Yes, I know it may be controversial as an English Cricket Fan to have an Aussie in here, but when I was growing up Shane was basically cricket to me. After bursting onto the scene with the Ball of the Century in 1993, he continued to blow teams away for well over a decade, at points winning Ashes matches almost at will. Consistently looking like he has just stumbled onto the pitch from the nearest beach, you would never have expected him to become the highest wicket taker of all time. At the age of 11 and having just started playing cricket at school I immediately decided I wanted to be a leg spinner, and would spend hours working on my technique to try and emulate his deliveries, and some of them even worked.
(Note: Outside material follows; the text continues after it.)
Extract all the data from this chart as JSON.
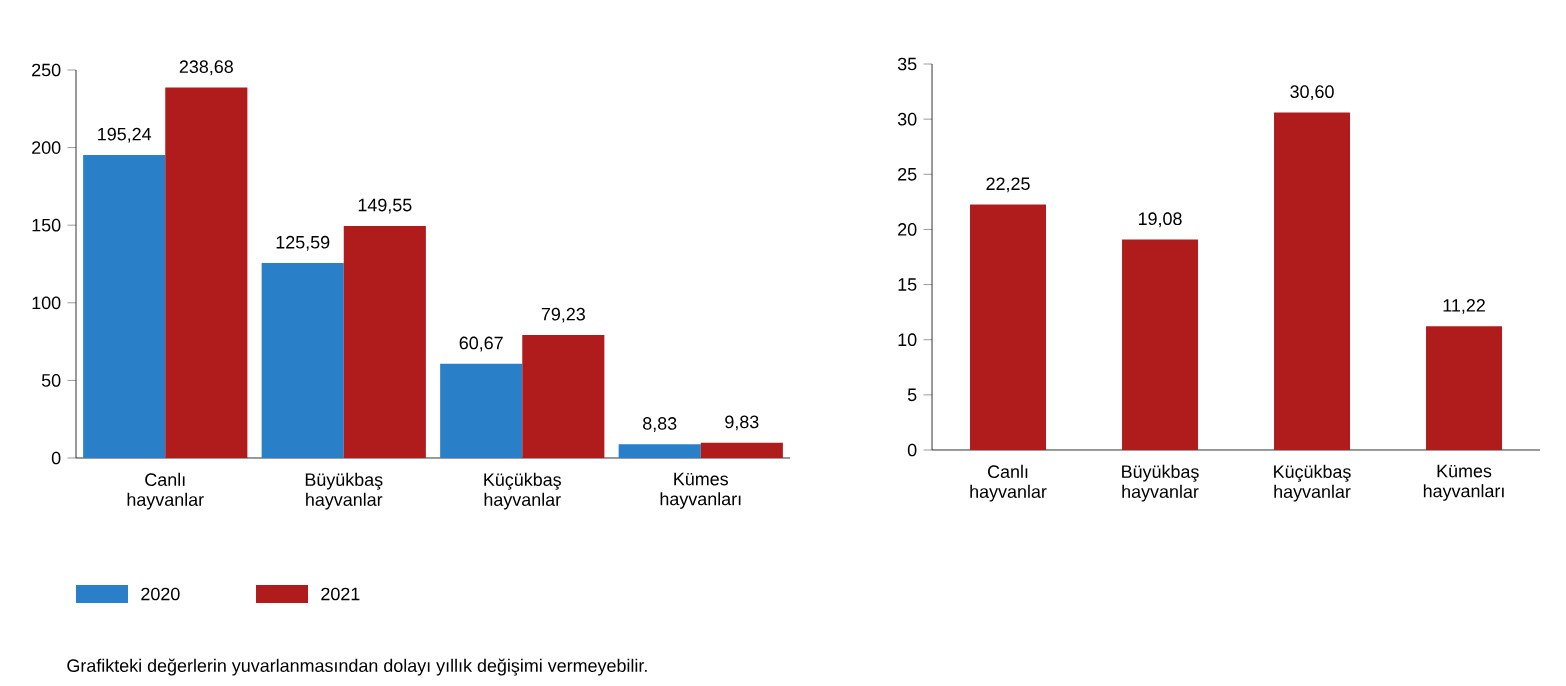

I always remember my own ball of the century in an under 13’s match, bowling someone around their legs with a wide ball that they had left; whether it was more luck or skill I will never know or care! Whilst we of course have had a few characters of our own since – Tuffers, Dazzler, Freddy, KP and so on – Warnie for me will always be the original boyhood hero.

Linford

Hard as it is to imagine now, but before the days of Usain Bolt and Yohan Blake we actually used to win sprint medals fairly often. Back in the early 90’s Roger Black, Sally Gunnel, Colin Jackson and co saw us smashing records and going into events with expectations of a podium. But the daddy of them all, in the biggest race of all, was of course Linford Christie. Ok so he was born in Jamaica, but he competed for us! And the greatest moment for me growing up was him taking Gold at the 1992 Barcelona Olympics, a feat it looks unlikely we will be able to repeat for a long time again now!